Home Front

A blog about the economy and the Sacramento-area real estate market.

October 9, 2008
An earful about the Bank of America/Countrywide settlement
 My phone has rung off the hook since Tuesday's story about Bank of America agreeing to rewrite $8.7 billion worth of mortgages originated by Countrywide Financial Corp., the ailing lender it bought for pennies on the dollar in July.

 I think it's up now to about 20 callers on the line at various times asking how they can find out more, learn if they're eligible and get on a list for help. The problem is I can't offer a number since Bank of America hasn't provided one. It just says it is staffing an office now that will start on Dec. 1 to identify who needs help and who will get it.

  This all stems from a legal settlement with Calif. Attorney General Jerry Brown and other attorneys general alleging that Countrywide used fraud and deception in originating risky loans that earned it huge commissions.

  What an earful I've had since. People from Sacramento, Stockton, Dixon and even Los Angeles, pouring our tales of sleepless nights and loans that are consuming their savings and that of their relatives trying to keep them above water. Some have called on behalf of their kids or a neighbor. I have referred some of them to non profit loan counselors. A couple of the callers have been small-time investors who bought a rental and don't qualify for any help. Always, there is this great weariness, this fear on the line. These people are worn down.

A lot of people think everyone who  got in over their heads with a bad loan should go down with the ship, lose the house, let the market flush them out. There's a case for that, sure. It seems to be the outcome that's happening most often.

But it's sure hard imagining yourself in these peoples' shoes. These are real people who regret not looking at the details of loan papers set in front of them. They could kick themselves. Why didn't they see it? They have pick-a-payment Option ARMS that are getting bigger. They have resets that costing them more of the check every month. One guy said his wife died last year and her Social Security was part of the income stream for his mortgage. In the background was his television set. He was babysitting the grandkids. He said the Countrywide loan is taking 43 percent of his income.
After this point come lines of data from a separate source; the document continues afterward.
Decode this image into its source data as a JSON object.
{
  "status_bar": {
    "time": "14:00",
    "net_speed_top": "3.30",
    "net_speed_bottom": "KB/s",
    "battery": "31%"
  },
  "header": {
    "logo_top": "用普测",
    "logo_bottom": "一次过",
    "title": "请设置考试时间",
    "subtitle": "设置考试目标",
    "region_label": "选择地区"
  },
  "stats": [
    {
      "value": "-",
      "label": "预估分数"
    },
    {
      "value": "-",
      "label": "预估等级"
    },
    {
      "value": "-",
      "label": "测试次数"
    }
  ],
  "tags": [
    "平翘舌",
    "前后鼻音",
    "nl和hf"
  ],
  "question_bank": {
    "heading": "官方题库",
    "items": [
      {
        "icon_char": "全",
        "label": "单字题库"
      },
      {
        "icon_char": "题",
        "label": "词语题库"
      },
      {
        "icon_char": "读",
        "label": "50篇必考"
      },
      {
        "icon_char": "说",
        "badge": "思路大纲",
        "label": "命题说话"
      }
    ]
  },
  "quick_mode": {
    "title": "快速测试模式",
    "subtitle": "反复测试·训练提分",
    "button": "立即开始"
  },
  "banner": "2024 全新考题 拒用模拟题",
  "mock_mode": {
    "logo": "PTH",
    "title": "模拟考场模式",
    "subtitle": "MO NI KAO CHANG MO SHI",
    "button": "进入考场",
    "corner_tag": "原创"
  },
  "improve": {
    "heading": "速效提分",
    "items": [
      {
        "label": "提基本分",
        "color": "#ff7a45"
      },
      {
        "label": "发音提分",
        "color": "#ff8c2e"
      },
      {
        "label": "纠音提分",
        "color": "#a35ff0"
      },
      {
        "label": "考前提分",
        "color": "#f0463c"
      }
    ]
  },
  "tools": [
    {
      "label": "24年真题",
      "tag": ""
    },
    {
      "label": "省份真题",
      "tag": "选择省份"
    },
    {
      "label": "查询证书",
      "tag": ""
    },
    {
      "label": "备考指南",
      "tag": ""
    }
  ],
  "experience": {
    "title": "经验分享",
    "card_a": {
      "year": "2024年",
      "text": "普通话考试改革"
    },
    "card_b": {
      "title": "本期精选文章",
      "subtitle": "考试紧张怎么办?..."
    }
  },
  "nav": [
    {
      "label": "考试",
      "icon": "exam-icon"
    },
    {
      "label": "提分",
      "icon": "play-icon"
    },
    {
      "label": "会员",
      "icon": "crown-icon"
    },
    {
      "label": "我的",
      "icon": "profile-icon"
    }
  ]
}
 Bottom line, I can't tell who is innocent or guilty, who should have been smarter or who foolishly refinanced to buy a boat and other toys. I don't know how this is going to work out for all these people. I just know a lot of people read the story and suddenly realized they might have an out, after all. Always, on the line, you can hear the fear and the shame and the embarrassment. I hope for a lot of them they get to some kind of happy ending.